In Business Day today there is a report by Amanda Visser – Call to put skills before ideology in the public service.

Business Day kindly permits me to post random extracts from the report, which first appeared in Business Day, but the entire report needs to be read by clicking on the heading and using the link to Business Day, or by going directly to Business Day.

“Prof von Holdt and Prof Chipkin conclude that what SA needs is a public service that serves the needs of the people and is engaged in the unglamorous task of public ‘administration’. Prof Chipkin says: ‘It is not at all about leadership and managerial skills, but the task of getting organisational structures in place, of staffing the right people, of getting the budgeting process right and of getting a real understanding of what public administration is’.”

“He refers to two success stories in the post-apartheid state: the South African Revenue Service and the Department of Home Affairs. At the heart of their turnaround was a return to basic administration, he says. The effective collection of taxes depends not on policy and managers, but on a modern, appropriate and efficient system, with well-oiled processes and rules. The same is true at home affairs, he says. Issuing identity documents fast, safely and efficiently requires efficient systems.”

Neglect of attention to the notion of administration

“In a recent academic article, Ivor Chipkin and Barbara Lipietz from the Public Administration Institute at Wits University, examined what they described as racial bureaucracy versus new public management in the public service.
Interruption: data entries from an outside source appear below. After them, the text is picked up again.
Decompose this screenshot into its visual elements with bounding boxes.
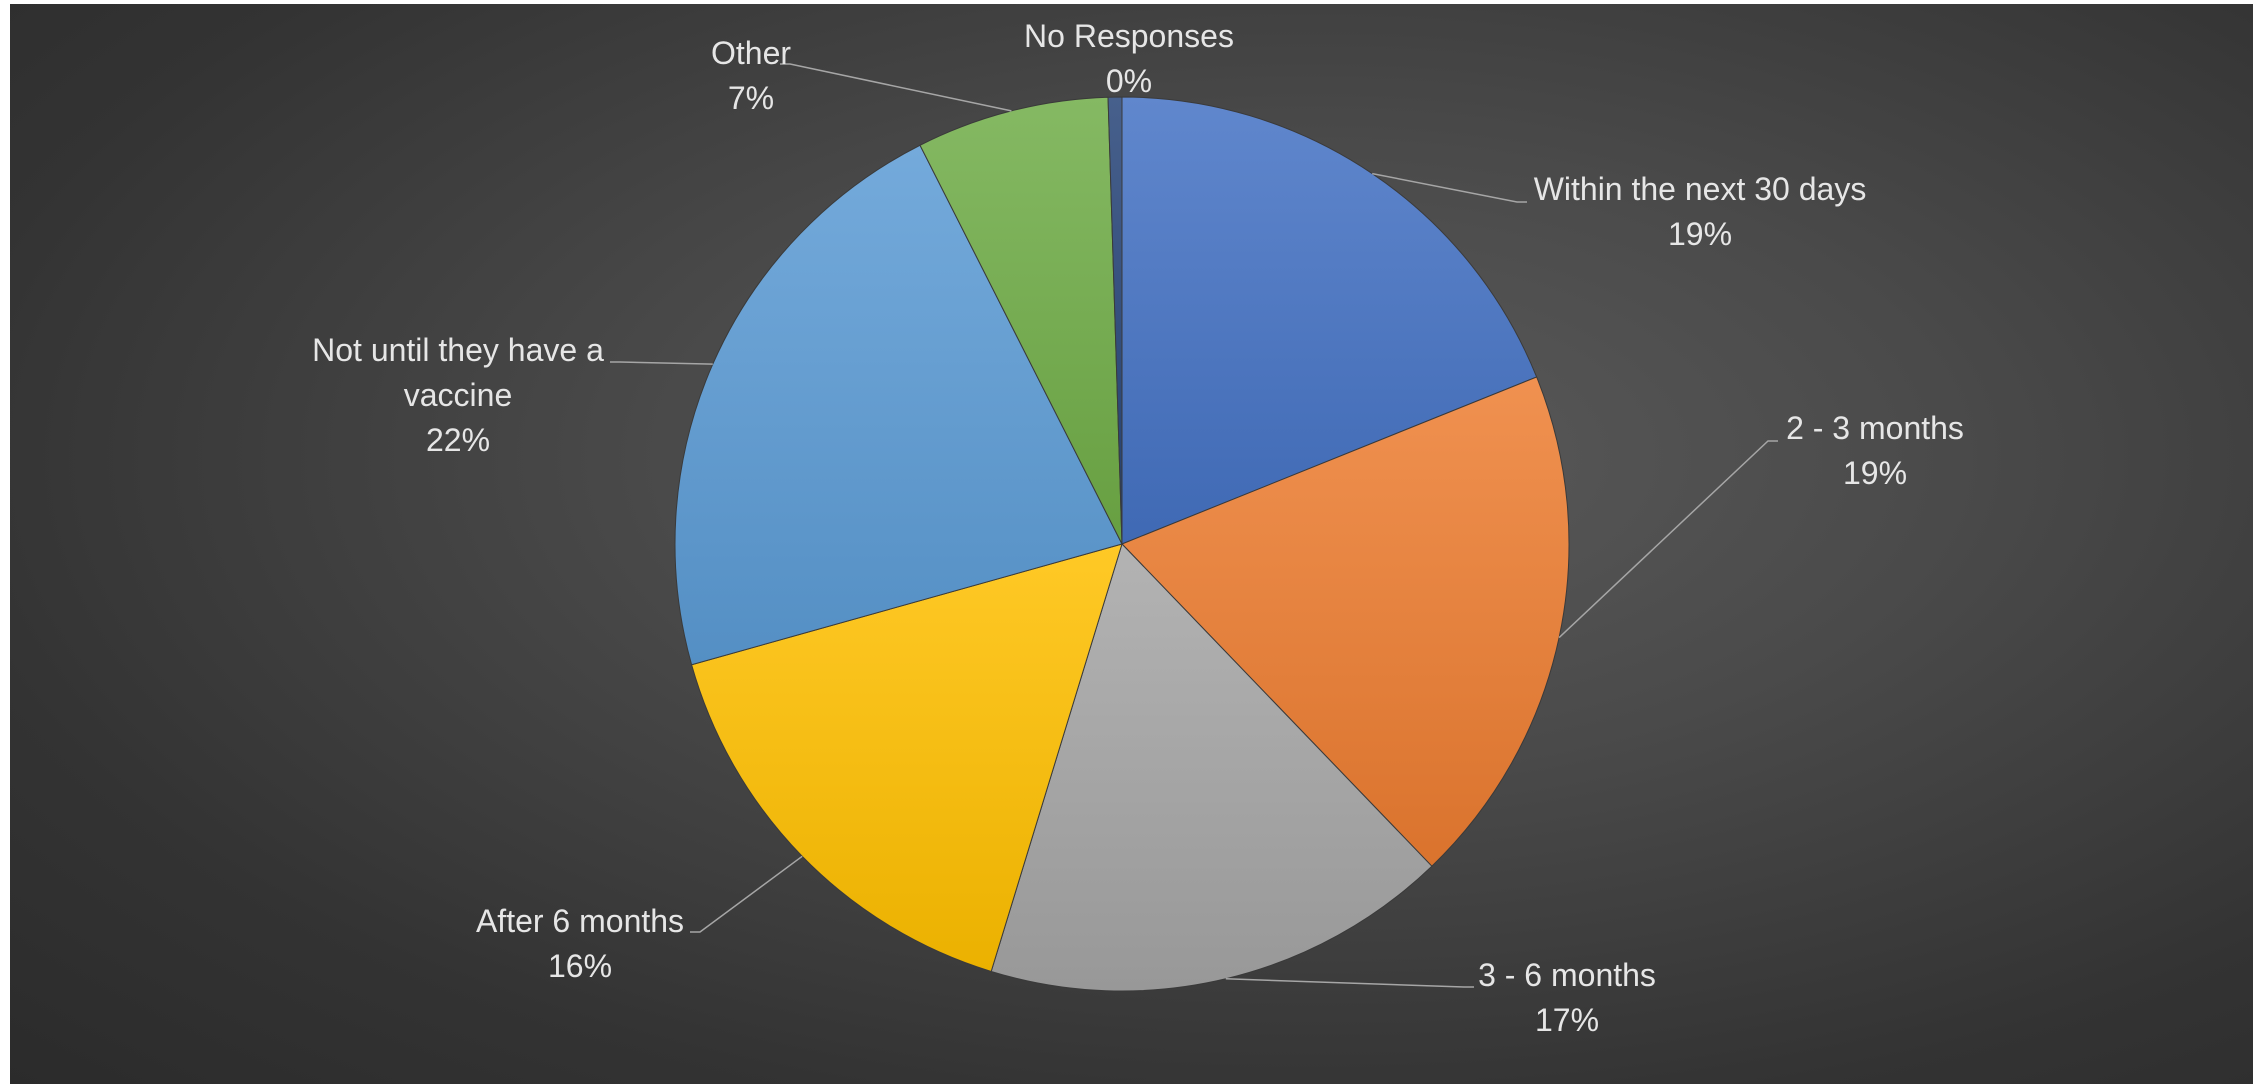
pie-slice-not-until-they-have-a-vaccine (674, 144, 1123, 666)
leader-line (780, 63, 1012, 112)
pie-slices (674, 96, 1570, 992)
chart-area: Within the next 30 days 19% 2 - 3 months 19… (10, 4, 2253, 1084)
leader-line (1558, 440, 1778, 639)
pie-slice-2-3-months (1121, 376, 1570, 867)
data-label: After 6 months 16% (476, 903, 684, 984)
data-label: Not until they have a vaccine 22% (312, 332, 604, 458)
data-label-percent: 0% (1106, 63, 1152, 99)
pie-slice-after-6-months (691, 543, 1123, 973)
data-label-category: 2 - 3 months (1786, 410, 1964, 446)
data-label: No Responses 0% (1024, 18, 1234, 99)
data-label-percent: 19% (1668, 216, 1732, 252)
leader-line (1372, 172, 1527, 203)
leader-lines (610, 63, 1778, 988)
data-label-category: After 6 months (476, 903, 684, 939)
leader-line (690, 855, 803, 933)
pie-slice-no-responses (1107, 96, 1123, 545)
data-label: 2 - 3 months 19% (1786, 410, 1964, 491)
pie-chart: Within the next 30 days 19% 2 - 3 months 19… (312, 18, 1964, 1038)
pie-slice-within-the-next-30-days (1121, 96, 1538, 545)
data-label-percent: 22% (426, 422, 490, 458)
data-label-percent: 19% (1843, 455, 1907, 491)
data-label-percent: 16% (548, 948, 612, 984)
leader-line (1225, 978, 1474, 988)
data-label-category: Other (711, 35, 791, 71)
data-label-category: vaccine (404, 377, 513, 413)
data-label: 3 - 6 months 17% (1478, 957, 1656, 1038)
data-label-percent: 17% (1535, 1002, 1599, 1038)
data-label: Within the next 30 days 19% (1534, 171, 1867, 252)
data-label-percent: 7% (728, 80, 774, 116)
leader-line (610, 361, 713, 365)
data-label-category: 3 - 6 months (1478, 957, 1656, 993)
data-label: Other 7% (711, 35, 791, 116)
data-label-category: No Responses (1024, 18, 1234, 54)
data-label-category: Not until they have a (312, 332, 604, 368)
data-label-category: Within the next 30 days (1534, 171, 1867, 207)
data-labels: Within the next 30 days 19% 2 - 3 months 19… (312, 18, 1964, 1038)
They argue that with the undoing of the bureaucratic nature of the former apartheid system, a ‘value-driven system’ took its place.”

“The result has been a general neglect of rigorous attention to the notion of administration. In other words, the basic, unglamorous tasks of planning, organising, staffing, directing, reporting and budgeting have gone down the drain, they argue.”

“Academic Karl von Holdt, also from Wits University and a commissioner on the National Planning Commission, looks at six key features of the post-apartheid bureaucracy in an article that looks specifically at the decline of state health institutions.”

“Prof Chipkin says a debate on the framework of a post-apartheid public service is necessary, as the ‘public management’ model that replaced the ‘public administration’ model could be the root cause of the dysfunctional nature of the public service as we know it today.”

“He says an analysis of the transformation of the racial bureaucracy of the apartheid state into a ‘development administration’ shows the bureaucracy was destroyed to rid the public administration of anything associated with the apartheid system.”

“Prof Chipkin says it is clear from the latest policy documents released by the ANC that there is still no reference to the design of the public administration, despite the government’s insistence it is prioritising services and job creation.”

“Effective bureaucracies are seen as essential for ensuring order, delivering services on a large scale and underpinning the workings of a modern state.”

“Both professors refer to the Weberian perspective. German sociologist and political economist Max Weber’s view of an effective bureaucracy was a top-down, hierarchical and rules-bound public administration, staffed by permanent, neutral professional officials, motivated by the public interest and directly accountable to the political leadership.”